An Eye for an Eye (1879) is classed among Trollope’s Irish novels, and the dramatic beauty of Co. Clare forms a suitable background to the wild passion that drives the plot. English cavalry office Fred Neville seduces a local Catholic girl, Kate O’Hara, leaving her pregnant. Although madly in love with her, the sudden unexpected inheritance of an earldom prompts Fred to rethink his plan to marry her: “She was a plaything for an idle hour, not a woman to be taken out into the world with the high name of Countess of Scroope.” Kate’s mother suspects that he is poised to abandon her and threatens: “if you injure my child I will have the very blood from your heart.” As the title suggests, this is no idle threat.
When it comes to light that Kate’s estranged father is a swindler and former convict, Fred makes his excuses and flees back to England, after unsuccessfully trying to make Kate his clandestine bigamous wife. Mrs O’Hara, having lost the prospect of a good marriage for her daughter, seizes on the first opportunity to wreak her terrible revenge on the man who brought them ignominious misery.
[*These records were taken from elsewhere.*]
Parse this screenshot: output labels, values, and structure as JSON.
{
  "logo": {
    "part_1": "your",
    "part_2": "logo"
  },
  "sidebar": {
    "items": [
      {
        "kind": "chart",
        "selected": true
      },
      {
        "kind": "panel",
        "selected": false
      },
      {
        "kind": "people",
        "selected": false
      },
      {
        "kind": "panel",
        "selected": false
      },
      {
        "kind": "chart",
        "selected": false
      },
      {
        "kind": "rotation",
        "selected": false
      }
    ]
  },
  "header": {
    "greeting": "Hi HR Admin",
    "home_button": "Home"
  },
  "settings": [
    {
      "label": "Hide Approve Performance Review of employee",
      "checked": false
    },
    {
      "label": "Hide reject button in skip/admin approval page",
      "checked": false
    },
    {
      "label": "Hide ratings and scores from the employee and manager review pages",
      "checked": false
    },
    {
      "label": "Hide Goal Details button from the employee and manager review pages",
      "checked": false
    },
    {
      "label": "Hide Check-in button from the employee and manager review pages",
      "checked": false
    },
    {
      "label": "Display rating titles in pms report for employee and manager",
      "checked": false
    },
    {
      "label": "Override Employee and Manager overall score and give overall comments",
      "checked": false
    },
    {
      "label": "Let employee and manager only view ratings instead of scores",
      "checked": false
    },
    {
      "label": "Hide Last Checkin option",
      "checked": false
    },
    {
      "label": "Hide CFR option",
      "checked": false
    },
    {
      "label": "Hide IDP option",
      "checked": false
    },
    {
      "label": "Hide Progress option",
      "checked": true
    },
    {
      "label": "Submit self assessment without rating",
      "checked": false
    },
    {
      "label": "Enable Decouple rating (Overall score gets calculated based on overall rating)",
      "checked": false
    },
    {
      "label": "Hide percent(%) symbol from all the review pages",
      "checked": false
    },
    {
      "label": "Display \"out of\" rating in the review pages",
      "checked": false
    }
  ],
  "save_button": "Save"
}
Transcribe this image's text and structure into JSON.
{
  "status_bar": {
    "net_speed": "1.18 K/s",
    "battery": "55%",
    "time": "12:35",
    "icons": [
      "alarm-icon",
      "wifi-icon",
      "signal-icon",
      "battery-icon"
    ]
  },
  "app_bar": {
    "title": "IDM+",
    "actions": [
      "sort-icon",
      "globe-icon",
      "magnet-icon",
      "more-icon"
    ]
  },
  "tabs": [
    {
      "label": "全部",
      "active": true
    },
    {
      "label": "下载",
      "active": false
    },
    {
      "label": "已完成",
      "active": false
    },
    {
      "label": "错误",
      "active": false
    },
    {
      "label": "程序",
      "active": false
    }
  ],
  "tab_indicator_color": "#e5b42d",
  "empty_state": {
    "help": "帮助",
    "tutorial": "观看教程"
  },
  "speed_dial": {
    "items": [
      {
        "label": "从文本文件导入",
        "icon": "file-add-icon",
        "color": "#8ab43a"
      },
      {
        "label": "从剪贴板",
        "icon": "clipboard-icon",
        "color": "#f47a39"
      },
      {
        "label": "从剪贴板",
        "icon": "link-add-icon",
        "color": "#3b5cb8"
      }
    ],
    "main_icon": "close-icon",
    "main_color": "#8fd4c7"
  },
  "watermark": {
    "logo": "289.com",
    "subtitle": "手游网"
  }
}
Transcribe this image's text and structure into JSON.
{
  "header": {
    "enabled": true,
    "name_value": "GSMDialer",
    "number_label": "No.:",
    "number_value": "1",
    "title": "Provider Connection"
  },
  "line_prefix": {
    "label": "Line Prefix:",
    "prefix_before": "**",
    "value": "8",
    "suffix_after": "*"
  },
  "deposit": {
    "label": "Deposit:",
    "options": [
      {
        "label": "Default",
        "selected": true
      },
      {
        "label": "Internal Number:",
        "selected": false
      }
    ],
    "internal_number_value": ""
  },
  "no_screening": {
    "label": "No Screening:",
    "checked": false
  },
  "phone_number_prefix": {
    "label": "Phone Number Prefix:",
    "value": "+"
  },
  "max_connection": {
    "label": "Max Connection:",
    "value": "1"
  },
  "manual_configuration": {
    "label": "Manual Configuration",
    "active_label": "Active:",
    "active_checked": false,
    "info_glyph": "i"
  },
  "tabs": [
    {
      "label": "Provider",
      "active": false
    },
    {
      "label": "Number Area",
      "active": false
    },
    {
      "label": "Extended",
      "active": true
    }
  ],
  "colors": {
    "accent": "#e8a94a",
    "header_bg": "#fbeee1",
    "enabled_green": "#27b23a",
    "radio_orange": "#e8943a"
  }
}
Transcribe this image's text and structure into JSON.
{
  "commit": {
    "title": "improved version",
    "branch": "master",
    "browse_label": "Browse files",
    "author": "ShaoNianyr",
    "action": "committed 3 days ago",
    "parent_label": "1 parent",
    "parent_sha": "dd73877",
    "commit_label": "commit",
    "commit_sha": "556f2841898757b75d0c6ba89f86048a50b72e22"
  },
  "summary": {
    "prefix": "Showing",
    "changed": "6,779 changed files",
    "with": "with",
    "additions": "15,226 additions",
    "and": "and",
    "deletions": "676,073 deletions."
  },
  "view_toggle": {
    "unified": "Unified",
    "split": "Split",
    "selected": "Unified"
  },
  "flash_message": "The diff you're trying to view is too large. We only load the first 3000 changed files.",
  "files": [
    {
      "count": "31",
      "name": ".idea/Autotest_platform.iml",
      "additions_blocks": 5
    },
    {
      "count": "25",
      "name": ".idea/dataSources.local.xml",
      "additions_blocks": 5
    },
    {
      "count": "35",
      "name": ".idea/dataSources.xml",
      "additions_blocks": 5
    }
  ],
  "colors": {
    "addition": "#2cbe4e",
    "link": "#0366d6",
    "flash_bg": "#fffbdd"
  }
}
An Eye for an Eye is essentially a reworking of one of Trollope’s favourite plots: the young man endlessly vacillating between love and duty. Fred Neville is one of a long succession of invertebrates with whom it is difficult to feel sympathy. His aunt, the Dowager Countess of Scroope, is a much more interesting character. She is aware that her nephew has left a young girl pregnant, but still pushes him to marry an heiress. The reader is allowed to eavesdrop on her interior monologue, in which she upholds the sexual double standard, approving of a different code of morals for men and women: “That which merited instant … and perpetual condemnation in a woman, might in a man be very easily forgiven.” After the tragic consequences unfurl, the Countess is overcome with grief, realising her own responsibility for what has happened: “I knew that he had wronged her, and yet I bade him not to make her his wife.” She spends her remaining years in isolation, doing penance for her sin.
This novel is by no means my favourite Trollope, but it is hard not to be struck by the dramatic events and tragic dénouement. It’s one of Trollope’s shortest works and feels as though he meant to develop it into a much longer story. I have found no evidence to suggest this might be the case, but the concise nature of book does serve to concentrate its power and focus the reader’s attention on a woman determined to take justice into her own hands when society fails to condemn the guilty.